Lawyer: Cops used training ‘flawlessly’
The seven Rochester cops suspended after the suffocation death of Daniel Prude followed their training “flawlessly,” a lawyer for one of the officers said Thursday.
“It’s easy from a lay person’s perspective to sit back and judge what happened on that night,” attorney James Nobles said at a news conference at the Rochester police union office to discuss the death of Prude, who was mentally ill.
“There may need to be conversations about training and conversations about who responds to a mental health intervention,” Nobles said. “But under the facts and circumstances as they’ve been provided in this case, these officers did exactly what they were trained to do and they did it flawlessly.”
Shocking body-camera video of Prude’s arrest March 23 shows cops handcuffing and placing a hood over the naked 41-year-old Black man’s head to prevent him from spitting.
The officers handcuffed Prude and threw him to the ground, and held him down for about two minutes until he stopped breathing, the video shows. He died a week later.
The officers’ lawyers showed a training video on a technique called “segmenting” — a tactic where one officer kneels on the back of a suspect, while a second presses down on the suspect’s head.
At one point, Nobles donned a hood similar to the one used on Prude, which he called a “spit sock.”
“You can see through it, you can hear through it, you can breathe through it,” he said.

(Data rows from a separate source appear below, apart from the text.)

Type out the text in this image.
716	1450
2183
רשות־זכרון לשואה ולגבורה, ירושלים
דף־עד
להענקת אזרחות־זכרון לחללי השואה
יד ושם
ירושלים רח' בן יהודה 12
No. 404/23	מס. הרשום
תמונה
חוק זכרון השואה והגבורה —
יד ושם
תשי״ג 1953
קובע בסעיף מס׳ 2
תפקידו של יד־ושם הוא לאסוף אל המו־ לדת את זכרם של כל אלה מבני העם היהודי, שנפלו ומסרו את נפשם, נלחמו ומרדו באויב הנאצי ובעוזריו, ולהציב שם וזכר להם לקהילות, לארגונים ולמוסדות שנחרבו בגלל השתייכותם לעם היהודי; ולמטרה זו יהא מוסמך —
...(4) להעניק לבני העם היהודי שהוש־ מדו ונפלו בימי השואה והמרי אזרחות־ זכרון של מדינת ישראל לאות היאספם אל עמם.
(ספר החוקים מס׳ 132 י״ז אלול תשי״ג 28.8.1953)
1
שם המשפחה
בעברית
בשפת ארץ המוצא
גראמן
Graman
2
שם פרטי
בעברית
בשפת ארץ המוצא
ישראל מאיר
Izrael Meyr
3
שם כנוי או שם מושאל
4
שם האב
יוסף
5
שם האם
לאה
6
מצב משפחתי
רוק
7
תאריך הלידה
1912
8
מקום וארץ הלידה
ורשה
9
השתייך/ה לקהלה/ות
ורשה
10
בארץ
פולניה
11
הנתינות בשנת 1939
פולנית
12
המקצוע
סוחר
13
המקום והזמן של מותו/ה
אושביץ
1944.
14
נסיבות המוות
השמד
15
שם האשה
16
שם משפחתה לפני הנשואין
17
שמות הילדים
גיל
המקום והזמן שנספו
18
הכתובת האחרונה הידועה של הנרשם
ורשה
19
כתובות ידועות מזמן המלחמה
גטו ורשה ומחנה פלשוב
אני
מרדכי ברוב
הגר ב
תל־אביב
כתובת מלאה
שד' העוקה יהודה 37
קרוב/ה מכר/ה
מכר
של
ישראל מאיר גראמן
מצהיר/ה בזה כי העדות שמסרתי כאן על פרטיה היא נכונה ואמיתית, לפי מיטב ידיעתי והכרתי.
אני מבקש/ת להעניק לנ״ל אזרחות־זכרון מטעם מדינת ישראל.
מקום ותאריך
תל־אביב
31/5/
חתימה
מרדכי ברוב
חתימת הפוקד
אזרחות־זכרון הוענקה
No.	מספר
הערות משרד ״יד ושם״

The Monroe County medical examiner listed said Prude died “complications of asphyxia in the setting of physical restraint” and cited PCP — a drug commonly known as angel dust — as a contributing factor.
Another lawyer for the cops, Matthew Rich, said Prude’s use of PCP was “the root cause” of his death.
A small group of protesters gathered outside the police union headquarters Thursday to demand the officers’ firing. Several protesters were led away in handcuffs, including one who told officers she was 14 years old, video shows.